NeurIPS 2020

PC-PG: Policy Cover Directed Exploration for Provable Policy Gradient Learning


Review 1

Summary and Contributions: The paper presents EPOC, a provably convergent policy gradient algorithm for tabular and linear MDPs. Contrary to previous work on policy gradient EPOC explicitly handles the exploration issue and is convergent without strong assumptions on the starting state distribution. The authors provide a PAC bound for EPOC and show that it is robust to a misspecified state aggregation. The last section provide an empirical evaluation of EPOC against PPO and PPO + RND and show that EPOC leads to better results on some hard exploration environments.

Strengths: This paper introduce one of the first provably convergent policy gradient algorithm. This is an important result given that known convergent model-free reinforcement learning algorithms are value based. EPOC also does not require a strong assumption on the starting distribution. The authors provide a sample complexity result for their algorithm. This is a loose bound that may be refined by futurs algorithms, however this is an important result that fills a gap in reinforcement learning theory that has been opened for a long time.
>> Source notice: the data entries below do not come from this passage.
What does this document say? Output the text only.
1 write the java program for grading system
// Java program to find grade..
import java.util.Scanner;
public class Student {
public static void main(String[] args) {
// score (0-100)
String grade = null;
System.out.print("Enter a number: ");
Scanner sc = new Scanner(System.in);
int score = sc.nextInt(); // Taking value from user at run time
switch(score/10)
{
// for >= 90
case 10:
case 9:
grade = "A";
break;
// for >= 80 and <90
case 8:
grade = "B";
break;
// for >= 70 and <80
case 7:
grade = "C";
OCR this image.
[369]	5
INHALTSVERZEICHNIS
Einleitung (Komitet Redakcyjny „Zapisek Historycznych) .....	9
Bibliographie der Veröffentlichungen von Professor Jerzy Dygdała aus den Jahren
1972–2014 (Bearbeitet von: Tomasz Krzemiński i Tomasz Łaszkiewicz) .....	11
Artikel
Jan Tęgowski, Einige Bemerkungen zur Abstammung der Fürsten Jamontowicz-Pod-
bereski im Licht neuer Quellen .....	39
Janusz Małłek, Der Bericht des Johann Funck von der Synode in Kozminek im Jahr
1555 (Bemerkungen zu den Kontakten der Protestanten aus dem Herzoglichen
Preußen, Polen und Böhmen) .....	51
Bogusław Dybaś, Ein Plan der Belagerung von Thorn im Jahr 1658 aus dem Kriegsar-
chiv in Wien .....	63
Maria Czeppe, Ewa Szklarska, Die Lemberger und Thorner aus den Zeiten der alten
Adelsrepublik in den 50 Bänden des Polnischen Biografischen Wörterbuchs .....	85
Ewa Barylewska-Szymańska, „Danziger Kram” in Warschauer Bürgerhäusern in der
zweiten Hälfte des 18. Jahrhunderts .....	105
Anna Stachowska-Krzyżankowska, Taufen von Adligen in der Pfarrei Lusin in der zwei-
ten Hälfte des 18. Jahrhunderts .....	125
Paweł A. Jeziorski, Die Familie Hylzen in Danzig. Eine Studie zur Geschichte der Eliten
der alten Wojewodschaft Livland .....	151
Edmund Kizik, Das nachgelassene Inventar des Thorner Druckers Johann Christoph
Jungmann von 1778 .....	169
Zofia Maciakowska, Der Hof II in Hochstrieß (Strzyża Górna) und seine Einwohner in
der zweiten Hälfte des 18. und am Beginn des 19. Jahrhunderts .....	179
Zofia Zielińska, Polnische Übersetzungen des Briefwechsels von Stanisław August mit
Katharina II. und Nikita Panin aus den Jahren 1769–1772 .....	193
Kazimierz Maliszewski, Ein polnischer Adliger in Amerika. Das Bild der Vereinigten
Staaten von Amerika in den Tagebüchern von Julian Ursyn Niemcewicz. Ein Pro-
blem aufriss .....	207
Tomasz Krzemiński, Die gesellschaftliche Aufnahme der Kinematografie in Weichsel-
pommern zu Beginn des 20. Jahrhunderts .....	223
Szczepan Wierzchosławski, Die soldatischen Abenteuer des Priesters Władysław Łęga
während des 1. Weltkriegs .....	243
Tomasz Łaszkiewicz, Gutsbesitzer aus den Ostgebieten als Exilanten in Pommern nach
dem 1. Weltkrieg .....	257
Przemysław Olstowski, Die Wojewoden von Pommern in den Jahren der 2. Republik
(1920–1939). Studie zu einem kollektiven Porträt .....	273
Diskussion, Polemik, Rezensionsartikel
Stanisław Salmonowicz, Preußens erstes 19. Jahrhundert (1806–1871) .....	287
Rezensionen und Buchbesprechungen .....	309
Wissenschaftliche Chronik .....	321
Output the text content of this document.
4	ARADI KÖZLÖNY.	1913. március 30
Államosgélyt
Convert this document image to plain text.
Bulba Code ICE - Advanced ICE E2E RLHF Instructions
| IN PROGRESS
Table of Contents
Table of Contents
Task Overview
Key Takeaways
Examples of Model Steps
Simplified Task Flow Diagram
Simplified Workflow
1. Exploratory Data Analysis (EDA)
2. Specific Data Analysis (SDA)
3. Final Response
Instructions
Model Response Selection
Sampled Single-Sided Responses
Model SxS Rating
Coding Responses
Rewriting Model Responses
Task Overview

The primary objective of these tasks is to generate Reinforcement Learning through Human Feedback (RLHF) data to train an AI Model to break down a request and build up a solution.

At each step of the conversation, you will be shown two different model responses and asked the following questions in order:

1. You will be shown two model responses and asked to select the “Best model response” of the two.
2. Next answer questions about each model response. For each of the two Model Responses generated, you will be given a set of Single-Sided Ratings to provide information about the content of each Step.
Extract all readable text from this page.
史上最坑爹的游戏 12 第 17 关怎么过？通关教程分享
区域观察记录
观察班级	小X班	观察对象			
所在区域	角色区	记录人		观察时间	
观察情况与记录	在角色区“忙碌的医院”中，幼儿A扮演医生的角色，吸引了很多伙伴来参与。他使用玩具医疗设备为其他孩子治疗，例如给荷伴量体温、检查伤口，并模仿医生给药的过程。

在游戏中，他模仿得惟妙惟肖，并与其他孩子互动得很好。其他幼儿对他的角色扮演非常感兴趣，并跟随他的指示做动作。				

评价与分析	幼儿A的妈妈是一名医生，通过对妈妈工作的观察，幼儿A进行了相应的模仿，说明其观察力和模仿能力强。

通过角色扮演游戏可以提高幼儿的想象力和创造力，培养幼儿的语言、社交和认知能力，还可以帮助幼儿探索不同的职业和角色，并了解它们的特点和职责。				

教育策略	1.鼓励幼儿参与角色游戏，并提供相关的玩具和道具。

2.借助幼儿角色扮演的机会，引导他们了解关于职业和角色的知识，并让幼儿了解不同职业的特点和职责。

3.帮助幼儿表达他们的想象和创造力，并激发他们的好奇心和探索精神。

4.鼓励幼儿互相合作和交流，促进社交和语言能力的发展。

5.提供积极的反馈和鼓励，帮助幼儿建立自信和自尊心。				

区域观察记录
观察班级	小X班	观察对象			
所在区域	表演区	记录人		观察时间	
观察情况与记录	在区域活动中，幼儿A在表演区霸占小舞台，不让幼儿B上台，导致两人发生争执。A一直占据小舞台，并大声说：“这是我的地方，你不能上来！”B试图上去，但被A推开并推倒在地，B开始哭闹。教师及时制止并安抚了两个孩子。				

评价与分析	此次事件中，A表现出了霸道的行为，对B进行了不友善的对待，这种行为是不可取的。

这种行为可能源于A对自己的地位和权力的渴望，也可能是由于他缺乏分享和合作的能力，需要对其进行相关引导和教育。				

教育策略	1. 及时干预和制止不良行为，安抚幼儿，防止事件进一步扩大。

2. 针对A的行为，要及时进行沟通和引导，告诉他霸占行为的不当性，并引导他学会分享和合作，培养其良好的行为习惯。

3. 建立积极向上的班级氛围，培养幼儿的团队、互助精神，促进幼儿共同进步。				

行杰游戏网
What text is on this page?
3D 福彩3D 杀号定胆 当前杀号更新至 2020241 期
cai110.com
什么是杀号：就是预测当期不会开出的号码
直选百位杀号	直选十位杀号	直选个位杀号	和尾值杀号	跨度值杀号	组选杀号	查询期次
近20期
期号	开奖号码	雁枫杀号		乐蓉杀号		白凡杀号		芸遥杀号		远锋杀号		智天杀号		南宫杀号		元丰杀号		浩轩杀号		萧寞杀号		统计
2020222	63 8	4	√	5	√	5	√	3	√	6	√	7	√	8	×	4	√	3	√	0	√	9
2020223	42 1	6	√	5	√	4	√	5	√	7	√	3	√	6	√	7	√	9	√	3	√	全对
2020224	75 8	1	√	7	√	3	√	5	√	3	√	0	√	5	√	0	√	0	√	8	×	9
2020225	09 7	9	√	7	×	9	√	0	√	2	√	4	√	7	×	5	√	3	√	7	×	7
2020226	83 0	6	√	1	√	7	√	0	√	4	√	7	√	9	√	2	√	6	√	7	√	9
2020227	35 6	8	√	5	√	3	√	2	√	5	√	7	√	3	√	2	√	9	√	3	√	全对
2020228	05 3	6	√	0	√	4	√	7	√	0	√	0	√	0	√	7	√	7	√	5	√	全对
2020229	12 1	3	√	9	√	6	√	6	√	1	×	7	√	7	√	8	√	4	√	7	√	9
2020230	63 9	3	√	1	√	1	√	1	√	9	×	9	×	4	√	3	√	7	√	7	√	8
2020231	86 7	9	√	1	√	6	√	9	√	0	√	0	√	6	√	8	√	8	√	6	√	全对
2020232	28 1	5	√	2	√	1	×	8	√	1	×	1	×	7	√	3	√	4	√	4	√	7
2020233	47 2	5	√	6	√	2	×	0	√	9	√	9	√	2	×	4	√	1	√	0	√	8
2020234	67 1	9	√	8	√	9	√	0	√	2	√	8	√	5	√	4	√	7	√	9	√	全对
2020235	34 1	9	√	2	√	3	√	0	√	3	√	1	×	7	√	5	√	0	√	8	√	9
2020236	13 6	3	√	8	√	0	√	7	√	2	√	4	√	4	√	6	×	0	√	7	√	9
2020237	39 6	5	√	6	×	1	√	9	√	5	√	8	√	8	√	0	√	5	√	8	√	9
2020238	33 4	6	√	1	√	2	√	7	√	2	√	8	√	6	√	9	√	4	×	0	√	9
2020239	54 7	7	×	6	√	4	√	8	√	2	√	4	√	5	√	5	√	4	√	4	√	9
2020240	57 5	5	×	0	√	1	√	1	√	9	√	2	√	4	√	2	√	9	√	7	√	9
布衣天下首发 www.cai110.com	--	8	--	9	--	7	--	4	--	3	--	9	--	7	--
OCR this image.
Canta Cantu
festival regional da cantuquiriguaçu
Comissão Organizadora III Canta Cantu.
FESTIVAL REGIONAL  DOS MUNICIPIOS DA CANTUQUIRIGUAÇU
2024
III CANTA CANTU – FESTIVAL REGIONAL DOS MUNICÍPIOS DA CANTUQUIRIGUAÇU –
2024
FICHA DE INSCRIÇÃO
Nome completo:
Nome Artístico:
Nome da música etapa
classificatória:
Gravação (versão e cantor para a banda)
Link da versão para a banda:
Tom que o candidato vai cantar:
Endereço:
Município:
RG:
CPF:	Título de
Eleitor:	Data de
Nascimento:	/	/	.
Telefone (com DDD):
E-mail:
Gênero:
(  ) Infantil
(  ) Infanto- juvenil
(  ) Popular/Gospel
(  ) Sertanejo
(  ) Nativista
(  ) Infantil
Weaknesses: Policy gradient algorithms are predominantly used over value based methods in environments with continuous state action spaces however the analysis of EPOC requires the action space to be discrete. Could the analysis be extended to continuous action spaces as it has been done for value based algorithm? [1] While the main focus of this work is on the theory side it would be nice to see some experiments with EPOC on larger state action spaces, e.g Mujoco or Atari environments. [1] Efficient Model-free Reinforcement Learning in Metric Spaces, Song & Sun, 2019.

Correctness: I was not able to do a detailed review of the appendix and cannot comment on the correctness of the PAC bound.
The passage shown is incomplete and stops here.